Il tutto con la scusa che il Dap, sotto il fuoco dei “garantisti” (i radicali avevano persino denunciato in Procura Bonafede e Basentini per “procurata epidemia colposa”), si era cautelato con una circolare che chiedeva ai direttori delle carceri di segnalare i malati gravi, più esposti all’infezione, per “le determinazioni di competenza” (cioè isolarli, o sottoporli a tampone, o a visite mediche, o a trasferimenti in strutture sanitarie, non certo per mandarli a casa). E chi accusava Bonafede e Basentini di non scarcerare nessuno ha cominciato a strillare che scarceravano tutti, con le trombette di Salvini & Meloni e il megafono di Giletti che usa gli errori del Dap nel caso Zagaria per gettare 400 scarcerati addosso a Bonafede anziché a chi li ha messi fuori: i giudici di sorveglianza. Ora si spera che il decreto annunciato ieri consenta di rispedire in cella chi ne era uscito. Ma si deve sapere chi l’aveva fatto uscire. E con quali strabilianti motivazioni.

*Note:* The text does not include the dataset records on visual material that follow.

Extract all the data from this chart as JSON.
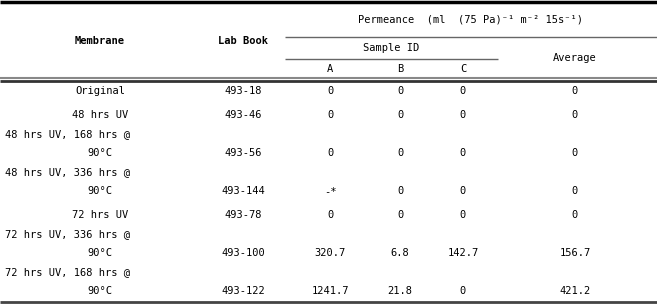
{
  "header_line1": "Permeance  (ml  (75 Pa)⁻¹ m⁻² 15s⁻¹)",
  "header_line2": "Sample ID",
  "col_a_header": "A",
  "col_b_header": "B",
  "col_c_header": "C",
  "col_avg_header": "Average",
  "membrane_header": "Membrane",
  "labbook_header": "Lab Book",
  "rows": [
    {
      "membrane": "Original",
      "line2": "",
      "labbook": "493-18",
      "A": "0",
      "B": "0",
      "C": "0",
      "avg": "0"
    },
    {
      "membrane": "48 hrs UV",
      "line2": "",
      "labbook": "493-46",
      "A": "0",
      "B": "0",
      "C": "0",
      "avg": "0"
    },
    {
      "membrane": "48 hrs UV, 168 hrs @",
      "line2": "90°C",
      "labbook": "493-56",
      "A": "0",
      "B": "0",
      "C": "0",
      "avg": "0"
    },
    {
      "membrane": "48 hrs UV, 336 hrs @",
      "line2": "90°C",
      "labbook": "493-144",
      "A": "-*",
      "B": "0",
      "C": "0",
      "avg": "0"
    },
    {
      "membrane": "72 hrs UV",
      "line2": "",
      "labbook": "493-78",
      "A": "0",
      "B": "0",
      "C": "0",
      "avg": "0"
    },
    {
      "membrane": "72 hrs UV, 336 hrs @",
      "line2": "90°C",
      "labbook": "493-100",
      "A": "320.7",
      "B": "6.8",
      "C": "142.7",
      "avg": "156.7"
    },
    {
      "membrane": "72 hrs UV, 168 hrs @",
      "line2": "90°C",
      "labbook": "493-122",
      "A": "1241.7",
      "B": "21.8",
      "C": "0",
      "avg": "421.2"
    }
  ],
  "bg_color": "#ffffff",
  "text_color": "#000000",
  "line_color": "#555555",
  "thick_line_color": "#000000",
  "font_size": 7.5
}
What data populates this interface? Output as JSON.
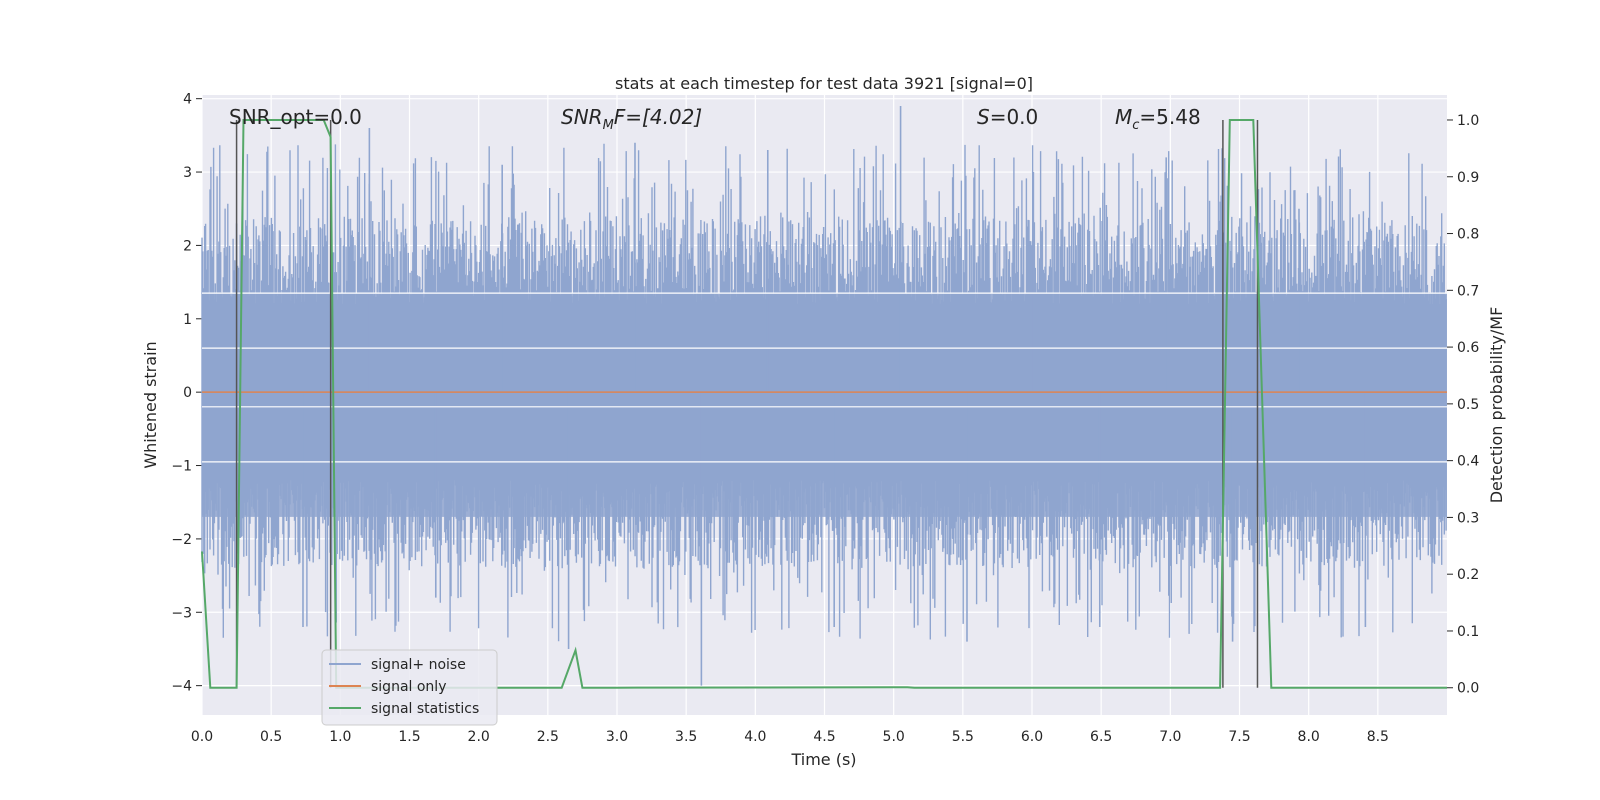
{
  "chart_data": {
    "type": "line",
    "title": "stats at each timestep for test data 3921 [signal=0]",
    "xlabel": "Time (s)",
    "ylabel": "Whitened strain",
    "y2label": "Detection probability/MF",
    "xlim": [
      0.0,
      9.0
    ],
    "ylim": [
      -4.4,
      4.05
    ],
    "y2lim": [
      -0.048,
      1.044
    ],
    "xticks": [
      "0.0",
      "0.5",
      "1.0",
      "1.5",
      "2.0",
      "2.5",
      "3.0",
      "3.5",
      "4.0",
      "4.5",
      "5.0",
      "5.5",
      "6.0",
      "6.5",
      "7.0",
      "7.5",
      "8.0",
      "8.5"
    ],
    "yticks": [
      "4",
      "3",
      "2",
      "1",
      "0",
      "−1",
      "−2",
      "−3",
      "−4"
    ],
    "y2ticks": [
      "1.0",
      "0.9",
      "0.8",
      "0.7",
      "0.6",
      "0.5",
      "0.4",
      "0.3",
      "0.2",
      "0.1",
      "0.0"
    ],
    "annotations": {
      "snr_opt": "SNR_opt=0.0",
      "snr_mf_sym": "SNR",
      "snr_mf_sub": "M",
      "snr_mf_rest": "F=[4.02]",
      "s_sym": "S",
      "s_rest": "=0.0",
      "mc_sym": "M",
      "mc_sub": "c",
      "mc_rest": "=5.48"
    },
    "legend": {
      "placement": "lower-left",
      "entries": [
        "signal+ noise",
        "signal only",
        "signal statistics"
      ]
    },
    "series": [
      {
        "name": "signal+ noise",
        "axis": "left",
        "kind": "noise band",
        "color": "#8fa5cf",
        "envelope_abs": 2.4,
        "peak_values": [
          2.3,
          -3.2,
          3.6,
          -2.8,
          3.1,
          -3.5,
          3.4,
          -4.0,
          3.3,
          -3.2,
          3.9,
          -3.4,
          3.0,
          -3.2,
          3.2,
          -3.4,
          2.5,
          -3.2
        ]
      },
      {
        "name": "signal only",
        "axis": "left",
        "color": "#dd8452",
        "x": [
          0.0,
          9.0
        ],
        "y": [
          0.0,
          0.0
        ]
      },
      {
        "name": "signal statistics",
        "axis": "right",
        "color": "#55a868",
        "x": [
          0.0,
          0.06,
          0.1,
          0.15,
          0.25,
          0.3,
          0.4,
          0.6,
          0.88,
          0.93,
          0.97,
          1.0,
          1.1,
          2.0,
          2.6,
          2.7,
          2.75,
          3.0,
          5.1,
          5.15,
          7.0,
          7.36,
          7.43,
          7.5,
          7.57,
          7.6,
          7.73,
          7.78,
          8.0,
          9.0
        ],
        "y": [
          0.24,
          0.0,
          0.0,
          0.0,
          0.0,
          1.0,
          1.0,
          1.0,
          1.0,
          0.97,
          0.0,
          0.0,
          0.0,
          0.0,
          0.0,
          0.066,
          0.0,
          0.0,
          0.001,
          0.0,
          0.0,
          0.0,
          1.0,
          1.0,
          1.0,
          1.0,
          0.0,
          0.0,
          0.0,
          0.0
        ]
      },
      {
        "name": "markers",
        "axis": "right",
        "color": "#555555",
        "vlines_x": [
          0.25,
          0.93,
          7.38,
          7.63
        ],
        "y_range": [
          0.0,
          1.0
        ]
      }
    ]
  }
}
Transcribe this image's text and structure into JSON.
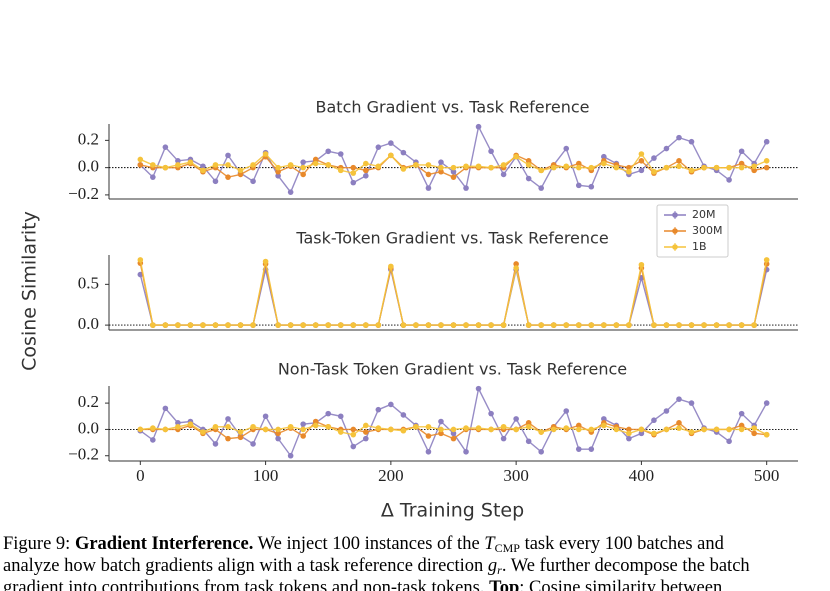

Il boss dell’Uditore Francesco Bonura è passato dal 41-bis nel carcere di Opera alla sua casa di Palermo grazie a un giudice di Milano che cita il “rischio di contagio, indubitabilmente più elevato in un ambiente ad alta densità di popolazione come il carcere, che espone a conseguenze particolarmente gravi i soggetti anziani e affetti da serie patologie”. Una barzelletta, visto che il carcere è isolato per eccellenza, tantopiù per i detenuti al 41-bis, reclusi in celle singole senza contatti con gli altri. Il giudice scrive pure che “deve ragionevolmente escludersi il pericolo di fuga o di reiterazione dei reati” anche per “l’età e il complesso quadro clinico”. Cioè un boss di 78 anni non farà più il boss per raggiunti limiti di età (infatti l’ultimo boss della Cupola catturato nel 2018, Settimo Mineo, di anni ne aveva 81). Dunque, malgrado i domiciliari, potrà uscirne anche per “sedute dentistiche” sue e della moglie, e per “matrimoni, battesimi, eventi luttuosi, 25 e 26 dicembre, Domenica di Pasqua e Lunedì dell’Angelo (sic, ndr)”. E chi legge l’ordinanza che ha scarcerato il fratello del boss Zagaria dal 41-bis a Sassari scopre che sarebbe uscito comunque, anche senza i pasticci del Dap (che in quell’unico caso ci sono stati, come documentato da Giletti), perché la Corte d’Appello di Napoli lo definiva incredibilmente “non pericoloso” e il giudice di sorveglianza riteneva impossibile curarlo sia in carcere sia in ospedale. Quindi l’ha mandato a casa sua a Brescia, cioè nell’epicentro del contagio. Geniale. Ecco: il polverone Di Matteo-Bonafede sta coprendo tutto questo. E tutti gli altri decarceratori seriali pronti a riprovarci.